O uso de celular em sala de aula gera polêmica. Por um lado, há quem defenda que o aparelho não deva ser proibido no ambiente escolar, por outro há os que argumentam pela restrição absoluta ou parcial. Qual seria então o melhor caminho a ser adotado?

Para a pedagoga Renata Wele, diretora do Instituto Educacional DóRéMí (IED), a solução está no diálogo entre pais, alunos e educadores. "Na nossa escola, por exemplo, não é proibido, no entanto trabalhamos os pais no sentido de como as crianças podem utilizar o celular de forma que não as prejudique, colocando-o, por exemplo, no modo silencioso, no período da aula manter o celular guardado, usá-lo somente para uma necessidade", explica.

Ainda segundo a especialista, a própria Base Nacional Comum Curricular (BNCC) prevê o uso da tecnologia na escola. "A sociedade está imersa no meio digital, não há como fugirmos disso.
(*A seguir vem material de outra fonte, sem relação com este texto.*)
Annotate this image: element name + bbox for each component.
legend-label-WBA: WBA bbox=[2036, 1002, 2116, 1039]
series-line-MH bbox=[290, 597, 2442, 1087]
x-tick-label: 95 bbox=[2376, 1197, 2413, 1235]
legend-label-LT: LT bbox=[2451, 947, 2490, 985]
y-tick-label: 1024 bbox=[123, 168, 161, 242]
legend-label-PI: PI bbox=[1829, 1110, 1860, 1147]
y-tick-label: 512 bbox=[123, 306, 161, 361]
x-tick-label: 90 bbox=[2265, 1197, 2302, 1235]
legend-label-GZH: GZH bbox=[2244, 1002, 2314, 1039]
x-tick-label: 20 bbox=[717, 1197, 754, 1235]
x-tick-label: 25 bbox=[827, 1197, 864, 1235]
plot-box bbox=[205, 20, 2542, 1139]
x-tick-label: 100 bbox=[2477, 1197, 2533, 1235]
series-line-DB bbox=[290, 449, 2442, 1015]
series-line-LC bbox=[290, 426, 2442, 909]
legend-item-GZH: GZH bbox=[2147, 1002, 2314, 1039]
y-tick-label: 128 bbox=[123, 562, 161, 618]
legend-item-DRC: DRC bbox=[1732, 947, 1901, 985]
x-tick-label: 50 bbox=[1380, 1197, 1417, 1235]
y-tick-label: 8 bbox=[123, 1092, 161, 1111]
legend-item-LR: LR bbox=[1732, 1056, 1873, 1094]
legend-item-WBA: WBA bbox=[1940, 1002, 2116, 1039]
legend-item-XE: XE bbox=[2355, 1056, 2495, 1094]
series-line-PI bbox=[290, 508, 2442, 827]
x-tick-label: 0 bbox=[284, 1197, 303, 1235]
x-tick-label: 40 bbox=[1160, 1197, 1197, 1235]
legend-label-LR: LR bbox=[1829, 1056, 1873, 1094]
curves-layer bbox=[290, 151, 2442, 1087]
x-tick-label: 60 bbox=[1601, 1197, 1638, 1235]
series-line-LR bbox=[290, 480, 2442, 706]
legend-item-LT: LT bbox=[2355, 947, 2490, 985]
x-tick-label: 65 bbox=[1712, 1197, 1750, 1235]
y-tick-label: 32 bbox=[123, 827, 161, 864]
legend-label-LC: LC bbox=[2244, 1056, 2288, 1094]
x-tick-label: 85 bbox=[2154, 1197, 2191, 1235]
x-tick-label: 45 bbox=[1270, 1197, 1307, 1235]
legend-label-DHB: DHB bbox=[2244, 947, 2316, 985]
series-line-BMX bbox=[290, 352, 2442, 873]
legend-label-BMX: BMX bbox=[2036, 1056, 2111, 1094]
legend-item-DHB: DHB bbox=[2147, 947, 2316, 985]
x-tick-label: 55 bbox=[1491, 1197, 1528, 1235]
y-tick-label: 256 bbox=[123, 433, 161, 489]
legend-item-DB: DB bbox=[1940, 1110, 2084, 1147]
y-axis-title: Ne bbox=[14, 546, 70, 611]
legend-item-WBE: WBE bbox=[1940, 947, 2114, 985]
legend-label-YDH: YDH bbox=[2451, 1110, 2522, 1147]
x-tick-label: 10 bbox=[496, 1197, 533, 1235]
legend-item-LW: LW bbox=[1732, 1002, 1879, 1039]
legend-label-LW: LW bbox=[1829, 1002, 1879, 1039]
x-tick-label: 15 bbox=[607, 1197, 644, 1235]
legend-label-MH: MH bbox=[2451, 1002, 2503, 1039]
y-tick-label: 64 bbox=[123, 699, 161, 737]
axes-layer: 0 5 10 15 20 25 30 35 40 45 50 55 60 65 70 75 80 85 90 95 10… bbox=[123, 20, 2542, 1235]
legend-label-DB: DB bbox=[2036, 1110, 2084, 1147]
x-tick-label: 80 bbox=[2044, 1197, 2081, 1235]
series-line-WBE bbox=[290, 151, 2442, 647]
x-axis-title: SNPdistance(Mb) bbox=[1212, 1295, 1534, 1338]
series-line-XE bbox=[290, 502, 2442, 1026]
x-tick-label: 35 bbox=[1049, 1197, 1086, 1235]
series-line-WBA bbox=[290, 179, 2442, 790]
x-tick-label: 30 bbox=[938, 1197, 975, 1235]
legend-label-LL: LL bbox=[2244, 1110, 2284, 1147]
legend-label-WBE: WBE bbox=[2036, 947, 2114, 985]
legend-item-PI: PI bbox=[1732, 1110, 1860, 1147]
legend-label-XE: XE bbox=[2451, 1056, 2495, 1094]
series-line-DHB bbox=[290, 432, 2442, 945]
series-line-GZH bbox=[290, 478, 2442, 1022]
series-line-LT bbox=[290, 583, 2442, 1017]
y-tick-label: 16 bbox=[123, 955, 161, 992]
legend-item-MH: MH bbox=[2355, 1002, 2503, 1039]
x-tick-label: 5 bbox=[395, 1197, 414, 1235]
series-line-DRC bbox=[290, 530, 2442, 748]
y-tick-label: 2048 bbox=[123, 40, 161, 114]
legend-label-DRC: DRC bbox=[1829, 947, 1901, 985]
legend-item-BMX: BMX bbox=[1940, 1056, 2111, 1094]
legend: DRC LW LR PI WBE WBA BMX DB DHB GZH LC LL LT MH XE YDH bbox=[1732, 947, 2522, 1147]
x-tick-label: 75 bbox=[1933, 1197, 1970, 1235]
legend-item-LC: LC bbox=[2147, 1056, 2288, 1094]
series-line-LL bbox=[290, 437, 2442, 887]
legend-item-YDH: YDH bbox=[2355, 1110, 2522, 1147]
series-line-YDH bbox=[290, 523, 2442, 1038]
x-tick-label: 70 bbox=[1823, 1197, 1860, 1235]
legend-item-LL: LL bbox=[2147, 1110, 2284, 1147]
Por esse motivo devemos explorar de forma correta o celular como recurso em prol da formação da criança. É um caminho que ainda estamos trilhando, já que é um desafio inserir esses aparelhos de forma eficiente e adequada para o melhor desenvolvimento e aproveitamento na sala de aula. Nesse processo precisamos da ajuda dos pais e também dos próprios profissionais da escola", destaca Renata.

A pedagoga reforça que restringir completamente a utilização do aparelho não é a melhor alternativa. "Claro que devem existir regras. Se os alunos estão usando o celular na hora da aula e isso está prejudicando a aprendizagem deles, é preciso que a escola intervenha. Nesse caso, o melhor caminho não é simplesmente proibir, mas dialogar com a turma para que todos entendam o melhor momento do uso dos aparelhos", pontua.

Por fim, Renata Wele revela que a escola que dirige está desenvolvendo um projeto para o ano de 2019 contemplando de forma mais abrangente o avanço da tecnologia e seus benefícios para o processo de ensino-aprendizagem. "Esse processo de evolução tecnológica exige uma atualização rápida da sociedade como um todo. Hoje já temos a Lousa Digital, a Agenda Digital e vamos introduzir outras ferramentas a partir do próximo ano", conclui.